In Q1 2026, buyout portfolios were priced at an average 92% of NAV compared to 93% in Q4 2025. This is consistent with historical pricing, as PJT estimates the 5-year average of buyout portfolios to be 91%.
Venture portfolios experienced more of a decline, pricing at an average 72% of NAV compared to 75% in Q4 2025. This continues to lag the 5-year average, which PJT estimates to be 72%.
ADDITIONAL CHARTS
Sources and Important Information
SOURCES
Unless otherwise noted, with respect to private equity information, data sourced through: Q1 2026 PitchBook US PE Breakdown, Q1 2026 PitchBook European PE Breakdown, and Q1 2025 PitchBook European PE Breakdown.
Unless otherwise noted, with respect to venture capital information, data sourced through: Q1 2026 PitchBook-NVCA Venture Monitor.
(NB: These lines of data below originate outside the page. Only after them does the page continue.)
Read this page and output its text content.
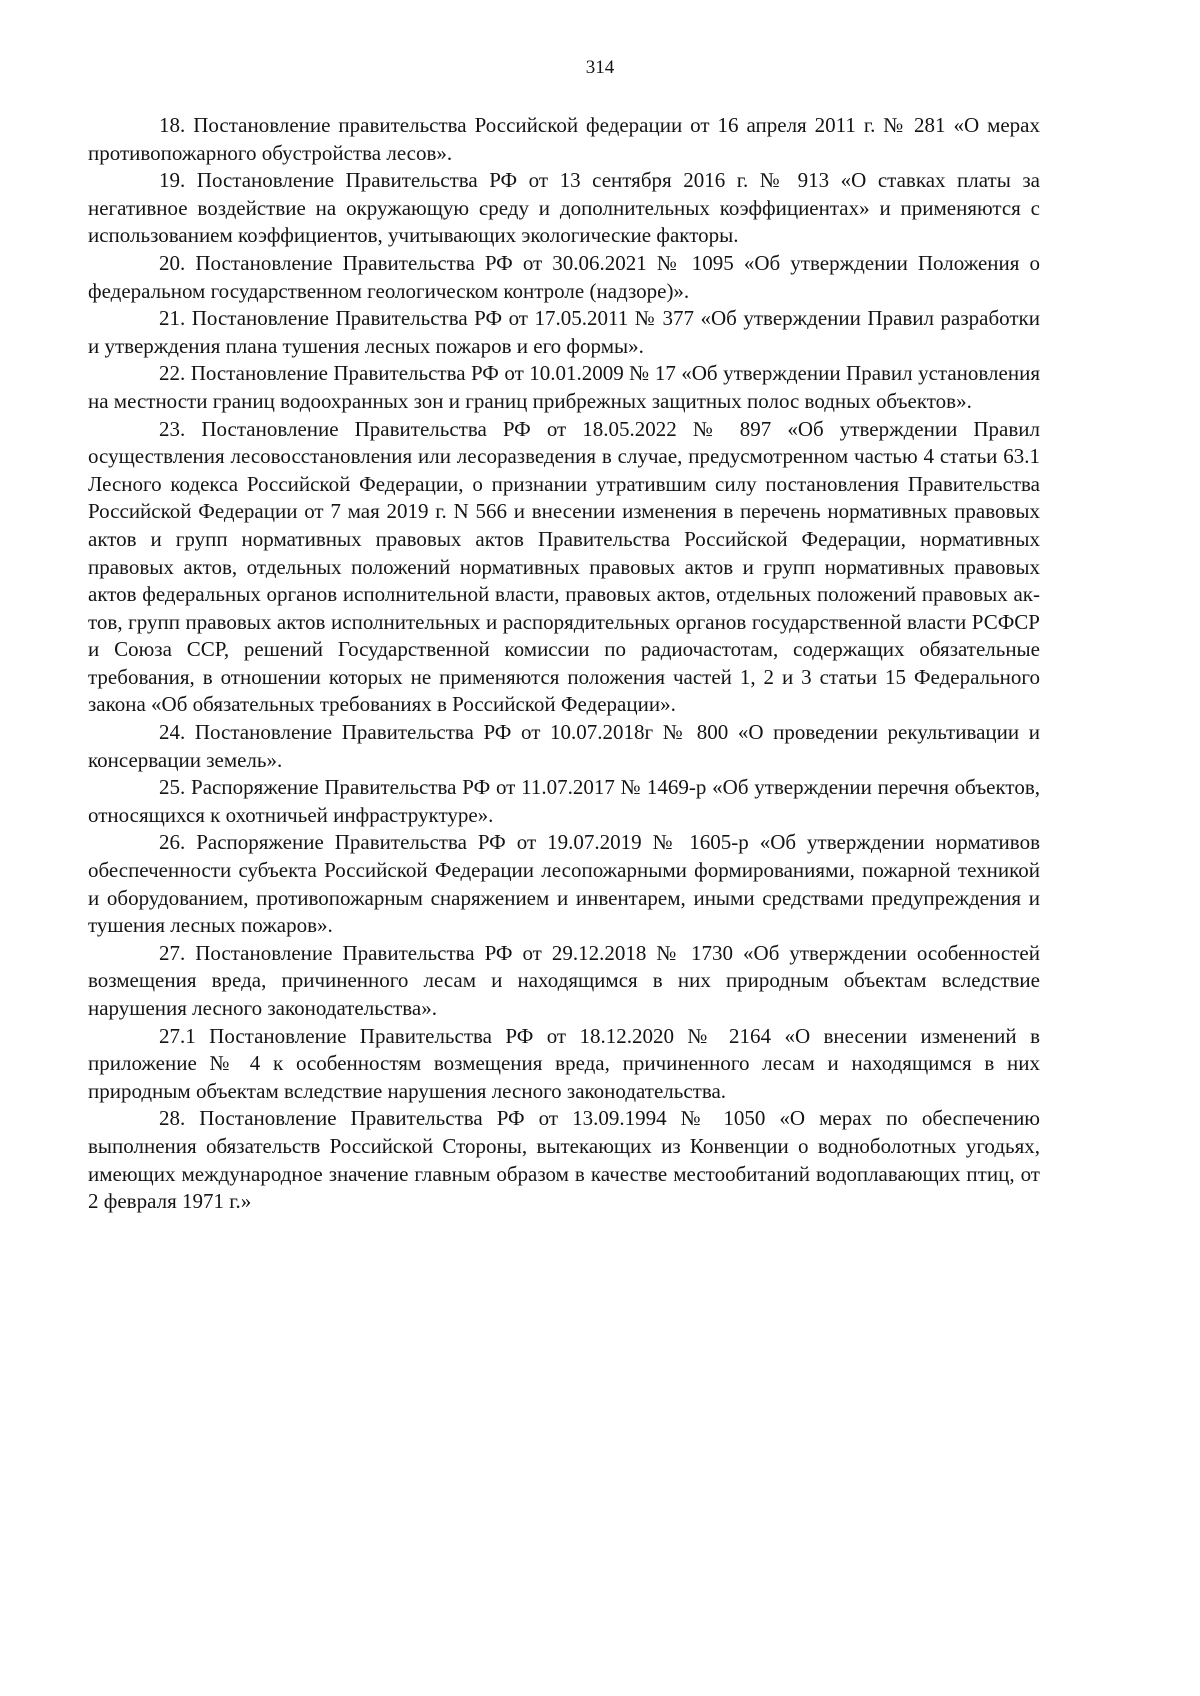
314

18. Постановление правительства Российской федерации от 16 апреля 2011 г. № 281 «О мерах противопожарного обустройства лесов».

19. Постановление Правительства РФ от 13 сентября 2016 г. № 913 «О ставках платы за негативное воздействие на окружающую среду и дополнительных коэффициентах» и применяются с использованием коэффициентов, учитывающих экологические факторы.

20. Постановление Правительства РФ от 30.06.2021 № 1095 «Об утверждении Положения о федеральном государственном геологическом контроле (надзоре)».

21. Постановление Правительства РФ от 17.05.2011 № 377 «Об утверждении Правил разработки и утверждения плана тушения лесных пожаров и его формы».

22. Постановление Правительства РФ от 10.01.2009 № 17 «Об утверждении Правил установления на местности границ водоохранных зон и границ прибрежных защитных полос водных объектов».

23. Постановление Правительства РФ от 18.05.2022 № 897 «Об утверждении Правил осуществления лесовосстановления или лесоразведения в случае, предусмотренном частью 4 статьи 63.1 Лесного кодекса Российской Федерации, о признании утратившим силу постановления Правительства Российской Федерации от 7 мая 2019 г. N 566 и внесении изменения в перечень нормативных правовых актов и групп нормативных правовых актов Правительства Российской Федерации, нормативных правовых актов, отдельных положений нормативных правовых актов и групп нормативных правовых актов федеральных органов исполнительной власти, правовых актов, отдельных положений правовых актов, групп правовых актов исполнительных и распорядительных органов государственной власти РСФСР и Союза ССР, решений Государственной комиссии по радиочастотам, содержащих обязательные требования, в отношении которых не применяются положения частей 1, 2 и 3 статьи 15 Федерального закона «Об обязательных требованиях в Российской Федерации».

24. Постановление Правительства РФ от 10.07.2018г № 800 «О проведении рекультивации и консервации земель».

25. Распоряжение Правительства РФ от 11.07.2017 № 1469-р «Об утверждении перечня объектов, относящихся к охотничьей инфраструктуре».

26. Распоряжение Правительства РФ от 19.07.2019 № 1605-р «Об утверждении нормативов обеспеченности субъекта Российской Федерации лесопожарными формированиями, пожарной техникой и оборудованием, противопожарным снаряжением и инвентарем, иными средствами предупреждения и тушения лесных пожаров».

27. Постановление Правительства РФ от 29.12.2018 № 1730 «Об утверждении особенностей возмещения вреда, причиненного лесам и находящимся в них природным объектам вследствие нарушения лесного законодательства».

27.1 Постановление Правительства РФ от 18.12.2020 № 2164 «О внесении изменений в приложение № 4 к особенностям возмещения вреда, причиненного лесам и находящимся в них природным объектам вследствие нарушения лесного законодательства.

28. Постановление Правительства РФ от 13.09.1994 № 1050 «О мерах по обеспечению выполнения обязательств Российской Стороны, вытекающих из Конвенции о водноболотных угодьях, имеющих международное значение главным образом в качестве местообитаний водоплавающих птиц, от 2 февраля 1971 г.»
Unless otherwise noted, with respect to secondaries information, data sourced through: PJT Partners Q1 2026 Secondary Market Insight, April 2026 and PJT Partners Secondary Invest Roadmap Series FY 2025, January 2026.
IMPORTANT INFORMATION
Past performance is not a guide to future results and is not indicative of expected realized returns.
The views and information provided are as of May 2026 unless otherwise indicated and are subject to frequent change, update, revision, verification and amendment, materially or otherwise, without notice, as market or other conditions change. There can be no assurance that terms and trends described herein will continue or that forecasts are accurate. Certain statements contained herein are statements of future expectations or forward-looking statements that are based on Abbott’s views and assumptions as of the date hereof and involve known and unknown risks and uncertainties (including those discussed below and in Abbott’s Form ADV Part 2A, available on the SEC’s website at www.adviserinfo.sec.gov) that could cause actual results, performance or events to differ materially and adversely from what has been expressed or implied in such statements. Forward-looking statements may be identified by context or words such as “may, will, should, expects, plans, intends, anticipates, believes, estimates, predicts, potential or continue” and other similar expressions. Neither Abbott, its affiliates, nor any of Abbott’s or its affiliates’ respective advisers, members, directors, officers, partners, agents, representatives or employees or any other person is under any obligation to update or keep current the information contained in this document.